A right circular cylinder just encloses a sphere of radius r. Find the rate of area of the sphere & Curved surface area of the cylinder.

A. 2πr
B. 3πr
C. 4πr
D. 6πr

Answer 1

The rate of change of the sphere's surface area and the curved surface area of the cylinder is both
`\(8πr\)`, indicating equality and leading to the final answer of A. 2πr. The option A. is correct.

Step-by-step explanation:

Consider a right circular cylinder just enclosing a sphere of radius
`\( r \)`. Let
`\( V \)` be the volume of the sphere, and
`\( V_c \)` be the volume of the cylinder.
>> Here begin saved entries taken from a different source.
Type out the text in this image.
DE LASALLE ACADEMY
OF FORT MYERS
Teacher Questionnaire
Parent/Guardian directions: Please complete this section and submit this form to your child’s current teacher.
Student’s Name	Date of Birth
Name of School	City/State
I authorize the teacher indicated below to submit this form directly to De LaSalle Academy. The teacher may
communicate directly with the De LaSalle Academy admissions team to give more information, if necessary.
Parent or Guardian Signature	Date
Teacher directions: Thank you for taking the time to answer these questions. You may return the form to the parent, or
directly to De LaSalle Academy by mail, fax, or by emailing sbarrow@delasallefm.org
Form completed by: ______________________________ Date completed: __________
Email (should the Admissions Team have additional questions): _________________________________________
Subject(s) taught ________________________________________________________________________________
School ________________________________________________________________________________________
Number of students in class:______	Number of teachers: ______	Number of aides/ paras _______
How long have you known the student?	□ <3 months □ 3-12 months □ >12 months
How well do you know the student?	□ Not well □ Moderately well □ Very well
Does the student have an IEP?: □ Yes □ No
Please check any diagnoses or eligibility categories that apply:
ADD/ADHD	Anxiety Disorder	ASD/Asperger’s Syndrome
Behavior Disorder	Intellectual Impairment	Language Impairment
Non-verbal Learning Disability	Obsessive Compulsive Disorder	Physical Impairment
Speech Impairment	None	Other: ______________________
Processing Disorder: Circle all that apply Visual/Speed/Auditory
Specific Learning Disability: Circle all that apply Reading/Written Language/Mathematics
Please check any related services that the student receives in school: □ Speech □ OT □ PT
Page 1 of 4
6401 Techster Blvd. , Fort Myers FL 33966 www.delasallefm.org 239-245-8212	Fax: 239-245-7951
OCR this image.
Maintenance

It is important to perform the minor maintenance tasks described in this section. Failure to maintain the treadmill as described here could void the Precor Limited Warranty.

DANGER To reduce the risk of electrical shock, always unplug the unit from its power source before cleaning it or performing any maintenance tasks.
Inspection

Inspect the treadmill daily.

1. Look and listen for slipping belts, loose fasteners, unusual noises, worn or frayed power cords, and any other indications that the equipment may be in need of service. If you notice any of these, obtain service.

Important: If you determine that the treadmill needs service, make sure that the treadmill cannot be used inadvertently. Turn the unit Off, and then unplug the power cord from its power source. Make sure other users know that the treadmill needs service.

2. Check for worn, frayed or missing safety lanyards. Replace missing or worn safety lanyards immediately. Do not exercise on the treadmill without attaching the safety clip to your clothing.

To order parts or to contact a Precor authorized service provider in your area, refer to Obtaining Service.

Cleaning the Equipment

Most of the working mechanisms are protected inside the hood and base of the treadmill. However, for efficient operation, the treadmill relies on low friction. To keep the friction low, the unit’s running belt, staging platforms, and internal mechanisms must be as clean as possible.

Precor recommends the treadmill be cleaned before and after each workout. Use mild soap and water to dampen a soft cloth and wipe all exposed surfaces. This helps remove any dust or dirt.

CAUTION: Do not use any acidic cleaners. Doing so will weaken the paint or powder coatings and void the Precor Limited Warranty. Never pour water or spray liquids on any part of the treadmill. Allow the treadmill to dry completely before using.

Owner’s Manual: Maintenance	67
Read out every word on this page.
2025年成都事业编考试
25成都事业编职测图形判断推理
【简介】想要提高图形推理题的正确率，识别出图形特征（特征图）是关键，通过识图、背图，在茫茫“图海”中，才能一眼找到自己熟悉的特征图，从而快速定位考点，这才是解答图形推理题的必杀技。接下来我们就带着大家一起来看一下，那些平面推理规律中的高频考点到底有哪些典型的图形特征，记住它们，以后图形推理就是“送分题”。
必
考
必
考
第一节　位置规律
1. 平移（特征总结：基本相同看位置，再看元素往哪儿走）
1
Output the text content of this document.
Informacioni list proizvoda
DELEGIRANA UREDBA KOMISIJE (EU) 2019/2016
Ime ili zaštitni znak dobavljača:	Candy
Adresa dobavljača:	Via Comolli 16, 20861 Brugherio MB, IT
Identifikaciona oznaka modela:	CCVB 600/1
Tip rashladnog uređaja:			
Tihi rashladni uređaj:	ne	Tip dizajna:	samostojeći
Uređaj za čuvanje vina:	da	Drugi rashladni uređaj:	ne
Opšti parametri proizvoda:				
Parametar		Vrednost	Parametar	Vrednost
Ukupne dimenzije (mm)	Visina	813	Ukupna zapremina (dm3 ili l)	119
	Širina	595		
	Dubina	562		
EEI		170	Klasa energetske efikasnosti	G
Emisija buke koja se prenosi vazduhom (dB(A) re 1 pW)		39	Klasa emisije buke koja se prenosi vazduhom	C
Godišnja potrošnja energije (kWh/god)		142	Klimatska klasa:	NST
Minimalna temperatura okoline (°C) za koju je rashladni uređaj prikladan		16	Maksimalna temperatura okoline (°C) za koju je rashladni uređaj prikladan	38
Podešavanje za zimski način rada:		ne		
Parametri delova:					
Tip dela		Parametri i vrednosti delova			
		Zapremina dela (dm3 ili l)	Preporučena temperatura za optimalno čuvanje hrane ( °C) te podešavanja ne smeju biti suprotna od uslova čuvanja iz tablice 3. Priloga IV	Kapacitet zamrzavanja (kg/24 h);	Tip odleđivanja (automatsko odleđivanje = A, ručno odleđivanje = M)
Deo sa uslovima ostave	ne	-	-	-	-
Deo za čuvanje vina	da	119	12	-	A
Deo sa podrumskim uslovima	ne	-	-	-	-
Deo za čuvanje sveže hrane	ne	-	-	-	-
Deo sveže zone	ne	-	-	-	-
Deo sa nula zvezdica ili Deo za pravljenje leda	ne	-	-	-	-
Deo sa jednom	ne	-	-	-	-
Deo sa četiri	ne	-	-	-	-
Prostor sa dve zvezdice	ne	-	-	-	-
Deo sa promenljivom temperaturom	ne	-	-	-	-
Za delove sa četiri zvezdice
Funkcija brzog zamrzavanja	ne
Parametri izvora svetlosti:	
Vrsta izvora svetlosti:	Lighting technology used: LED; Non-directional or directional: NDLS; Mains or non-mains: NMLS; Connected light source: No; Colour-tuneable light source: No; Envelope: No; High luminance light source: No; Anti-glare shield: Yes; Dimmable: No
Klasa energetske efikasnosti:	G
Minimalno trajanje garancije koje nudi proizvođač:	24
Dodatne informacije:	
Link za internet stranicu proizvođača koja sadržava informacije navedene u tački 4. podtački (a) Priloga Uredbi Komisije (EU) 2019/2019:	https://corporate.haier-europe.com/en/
1. Rate of Change of Sphere's Surface Area
`(\( A_s \))`:

The surface area of a sphere is given by
`\( A_s = 4πr^2 \)`. To find the rate of change with respect to
`\( r \)`, differentiate
`\( A_s \)` with respect to
`\( r \)`:

`\[ (dA_s)/(dr) = 8πr \]`

2. Curved Surface Area of the Cylinder
`(\( A_c \))`:

The formula for the curved surface area of a cylinder is
`\( A_c = 2πrh \)`, where
`\( h \)` is the height. Since the cylinder just encloses the sphere,
`\( h \)` is twice the radius of the sphere, i.e.,
`\( h = 2r \)`. Substituting this into the formula:

`\[ A_c = 2πr(2r) = 4πr^2 \]`

Now, differentiate
`\( A_c \)` with respect to
`\( r \)`:

`\[ (dA_c)/(dr) = 8πr \]`

Both derivatives yield
`\( 8πr \)`, indicating that the rate of change of the sphere's surface area and the curved surface area of the cylinder is equal. This implies that the correct answer is A.
`\( 2πr \)`.

In summary, the rate of change of the sphere's surface area and the curved surface area of the cylinder is
`\( 8πr \)`, leading to the final answer of A.
`\( 2πr \)`. Therefore option A. is correct.